I “caschi blu della cultura” sono composti da esperti civili del Ministero della Cultura e del Comando Carabinieri Tutela Patrimonio Culturale in grado di intervenire in aree colpite da emergenze dovute a calamità o crisi causate dall’uomo. La task force si occupa di stimare i danni al patrimonio culturale, pianificare operazioni per misure di salvaguardia del patrimonio culturale e naturale colpito, fornire supervisione tecnica e formazione per assistere i restauratori locali nelle azioni di tutela, prestare assistenza al trasporto in sicurezza di beni culturali mobili, contrastare il saccheggio e il traffico illecito di beni culturali.

 

Attualmente l’UNESCO è costantemente al lavoro per cercare di proteggere alcuni degli inestimabili patrimoni dell'Ucraina dalla distruzione causata dall'invasione russa. La situazione in cui versa il patrimonio culturale ucraino, che conta ben 117 riconoscimenti UNESCO, è drammatica: sono stati già danneggiati oltre 100 siti culturali tra i quali chiese, edifici storici, musei, monumenti, teatri, centri culturali e librerie.

La Direttrice Generale dell'UNESCO Audrey Azoulay ha dichiarato che il patrimonio culturale "deve essere salvaguardato come testimonianza del passato, ma anche come catalizzatore di pace e coesione per il futuro, che la comunità internazionale ha il dovere di proteggere e preservare". A questo scopo, l'agenzia è in contatto regolare con tutte le istituzioni interessate e con i professionisti culturali ucraini, per valutare la situazione e rafforzare la protezione dei beni culturali – molti dei quali sono situati a L’viv (Leopoli), Kyiv (Kiev), Odessa e Kharkiv – fornendo assistenza tecnica o finanziaria. L’UNESCO coopera con le autorità ucraine per contrassegnare i siti culturali e i monumenti con l'emblema distintivo "Blue Shield”, istituito dalla Convenzione del 1954 per evitare danni deliberati o accidentali al patrimonio. Il processo di marcatura è iniziato a marzo nel sito del centro storico di L'viv, nell'Ucraina occidentale.

In collaborazione con l'Istituto delle Nazioni Unite per la Formazione e la Ricerca (UNITAR) l'UNESCO analizza inoltre le immagini satellitari dei siti prioritari, in pericolo o già danneggiati, per monitorare e valutare la possibilità di danni ulteriori.
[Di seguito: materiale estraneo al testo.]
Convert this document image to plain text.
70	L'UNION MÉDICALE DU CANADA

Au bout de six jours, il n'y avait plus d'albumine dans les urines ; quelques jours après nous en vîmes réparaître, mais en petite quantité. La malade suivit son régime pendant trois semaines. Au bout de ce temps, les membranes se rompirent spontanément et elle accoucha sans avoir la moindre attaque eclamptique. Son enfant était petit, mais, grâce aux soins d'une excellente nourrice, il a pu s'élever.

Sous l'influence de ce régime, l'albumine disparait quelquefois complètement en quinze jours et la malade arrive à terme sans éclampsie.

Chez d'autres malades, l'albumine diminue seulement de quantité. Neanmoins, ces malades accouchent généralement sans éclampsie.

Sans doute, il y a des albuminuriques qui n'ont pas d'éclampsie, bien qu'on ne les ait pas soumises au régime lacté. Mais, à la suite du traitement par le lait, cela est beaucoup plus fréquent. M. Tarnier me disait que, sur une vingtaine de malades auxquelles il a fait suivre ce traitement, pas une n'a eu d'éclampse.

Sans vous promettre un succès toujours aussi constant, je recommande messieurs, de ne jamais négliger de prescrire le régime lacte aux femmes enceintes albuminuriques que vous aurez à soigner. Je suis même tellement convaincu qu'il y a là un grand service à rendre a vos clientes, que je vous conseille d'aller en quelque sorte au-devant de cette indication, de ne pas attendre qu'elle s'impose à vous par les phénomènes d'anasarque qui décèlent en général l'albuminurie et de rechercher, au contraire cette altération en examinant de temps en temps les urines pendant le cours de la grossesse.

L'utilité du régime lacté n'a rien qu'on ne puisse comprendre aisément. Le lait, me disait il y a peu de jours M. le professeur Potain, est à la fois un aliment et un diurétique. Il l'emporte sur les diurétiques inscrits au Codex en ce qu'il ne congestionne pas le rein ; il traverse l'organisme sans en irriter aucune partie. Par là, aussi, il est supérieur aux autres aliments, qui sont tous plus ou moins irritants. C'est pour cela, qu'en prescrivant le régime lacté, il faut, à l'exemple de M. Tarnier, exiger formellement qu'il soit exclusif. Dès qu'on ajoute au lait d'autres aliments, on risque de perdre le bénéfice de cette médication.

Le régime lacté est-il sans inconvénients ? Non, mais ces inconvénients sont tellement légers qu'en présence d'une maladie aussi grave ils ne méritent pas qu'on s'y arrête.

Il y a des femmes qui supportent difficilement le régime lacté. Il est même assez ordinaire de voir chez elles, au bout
Per meglio assicurare la risposta all’emergenza L’UNESCO ha poi mobilitato altri partner internazionali come il Centro Internazionale per lo Studio della Conservazione e del Restauro dei Beni Culturali (ICCROM), il Consiglio Internazionale dei Musei (ICOM), il Consiglio Internazionale sui Monumenti e Siti (ICOMOS), l’Alleanza Internazionale per la Protezione del Patrimonio in Zone di Conflitto (ALIPH) e la ONG Blue Shield International.
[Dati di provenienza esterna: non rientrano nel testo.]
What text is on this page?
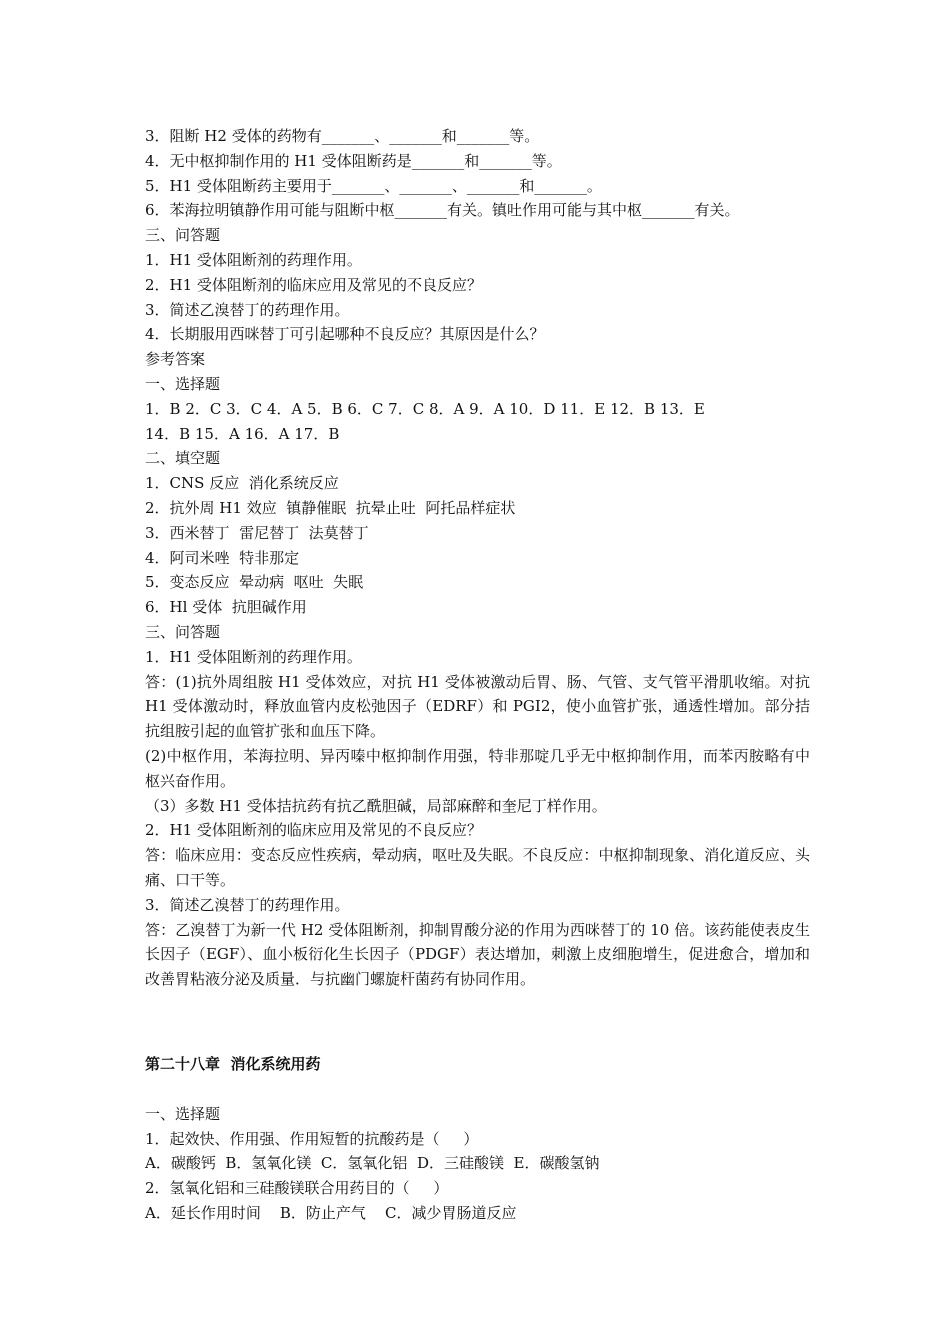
3．阻断 H2 受体的药物有_______、_______和_______等。
4．无中枢抑制作用的 H1 受体阻断药是_______和_______等。
5．H1 受体阻断药主要用于_______、_______、_______和_______。
6．苯海拉明镇静作用可能与阻断中枢_______有关。镇吐作用可能与其中枢_______有关。
三、问答题
1．H1 受体阻断剂的药理作用。
2．H1 受体阻断剂的临床应用及常见的不良反应？
3．简述乙溴替丁的药理作用。
4．长期服用西咪替丁可引起哪种不良反应？其原因是什么？
参考答案
一、选择题
1．B 2．C 3．C 4．A 5．B 6．C 7．C 8．A 9．A 10．D 11．E 12．B 13．E
14．B 15．A 16．A 17．B
二、填空题
1．CNS 反应  消化系统反应
2．抗外周 H1 效应  镇静催眠  抗晕止吐  阿托品样症状
3．西米替丁  雷尼替丁  法莫替丁
4．阿司米唑  特非那定
5．变态反应  晕动病  呕吐  失眠
6．Hl 受体  抗胆碱作用
三、问答题
1．H1 受体阻断剂的药理作用。
答：(1)抗外周组胺 H1 受体效应，对抗 H1 受体被激动后胃、肠、气管、支气管平滑肌收缩。对抗 H1 受体激动时，释放血管内皮松弛因子（EDRF）和 PGI2，使小血管扩张，通透性增加。部分拮抗组胺引起的血管扩张和血压下降。
(2)中枢作用，苯海拉明、异丙嗪中枢抑制作用强，特非那啶几乎无中枢抑制作用，而苯丙胺略有中枢兴奋作用。
（3）多数 H1 受体拮抗药有抗乙酰胆碱，局部麻醉和奎尼丁样作用。
2．H1 受体阻断剂的临床应用及常见的不良反应？
答：临床应用：变态反应性疾病，晕动病，呕吐及失眠。不良反应：中枢抑制现象、消化道反应、头痛、口干等。
3．简述乙溴替丁的药理作用。
答：乙溴替丁为新一代 H2 受体阻断剂，抑制胃酸分泌的作用为西咪替丁的 10 倍。该药能使表皮生长因子（EGF）、血小板衍化生长因子（PDGF）表达增加，刺激上皮细胞增生，促进愈合，增加和改善胃粘液分泌及质量．与抗幽门螺旋杆菌药有协同作用。
第二十八章  消化系统用药
一、选择题
1．起效快、作用强、作用短暂的抗酸药是（     ）
A．碳酸钙  B．氢氧化镁  C．氢氧化铝  D．三硅酸镁  E．碳酸氢钠
2．氢氧化铝和三硅酸镁联合用药目的（     ）
A．延长作用时间    B．防止产气    C．减少胃肠道反应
L’UNESCO, infine, ha creato un “Gruppo di emergenza per i musei dell'Ucraina”, recentemente istituito al fine di fornire expertise legale e scientifica, oltre ad assistenza tecnica, alle Autorità e ai Musei ucraini, per sostenere la salvaguardia dei beni culturali amovibili nel perdurare della situazione bellica.

Anche l’Italia si è attivata a difesa del patrimonio culturale ucraino. Difronte al protrarsi della guerra e dei suoi orrori, l’Italia ha deciso di potenziare i Caschi Blu della Cultura e di avviare una collaborazione con il Ministero della Cultura ucraino per realizzare il censimento di tutti i siti culturali più esposti ed inviare materiale idoneo per la loro messa in sicurezza.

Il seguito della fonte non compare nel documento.